In a recent tweet, White House spokesperson Ian Sams slammed Hur's characterizations of the president, saying "The inappropriate criticisms of the President’s memory are inaccurate, gratuitous, and wrong."

READ MORE: Trump appointee overseeing Biden classified documents probe unlikely to recommend criminal charges

Sams linked to the Hur report, and invited followers to scroll toward the end, in which a thorough response authored by White House special counsel Richard Sauber, as well as Biden's personal attorney, Bob Bauer, is included as an addendum. The response addresses Hur's assertions point-by-point and asks him to "revisit" his descriptions of Biden's memory "and revise them so that they are stated in a manner that is within the bounds of your expertise and remit."

Sauber and Bauer pointed out that Hur interviewed Biden in the days immediately following Hamas' October 7, 2023 attack on Israel, in which the president was preoccupied with calls to foreign leaders, diplomats and lawmakers. They also suggested it was commonplace for people to have fuzzy recollections of minutiae like dates and times when staffers were packing and moving items between residences after the passage of many years. And they accused Hur of applying a double standard to Biden that they did not apply to other interviewees.
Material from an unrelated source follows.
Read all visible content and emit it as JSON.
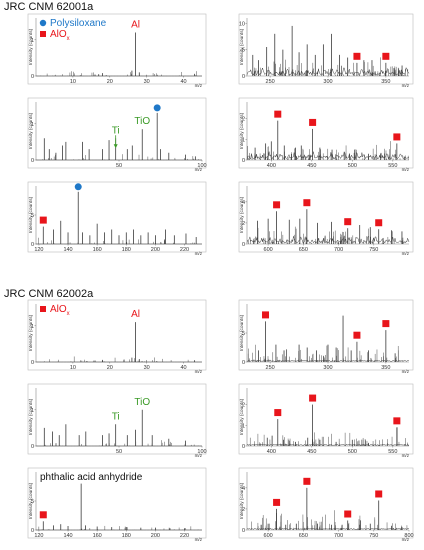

"The same predictable memory loss occurred with other witnesses in this investigation. Yet unlike your treatment of President Biden, your report accepts other witnesses' memory loss as completely understandable given the passage of time," they wrote. "Your treatment of President Biden stands in marked contrast to the lack of pejorative comments about other individuals."

"Not only do you treat the President differently from other witnesses when discussing his limited recall of certain years-ago events, but you also do so on occasions in prejudicial and inflammatory terms," Sauber and Bauer wrote. "It is one thing to observe President Biden's memory as being 'significantly limited' on certain subjects... it is quite another to use the more sweeping and highly prejudicial language included later in the report. This language is not supported by the facts, nor is it appropriately used by a federal prosecutor in this context."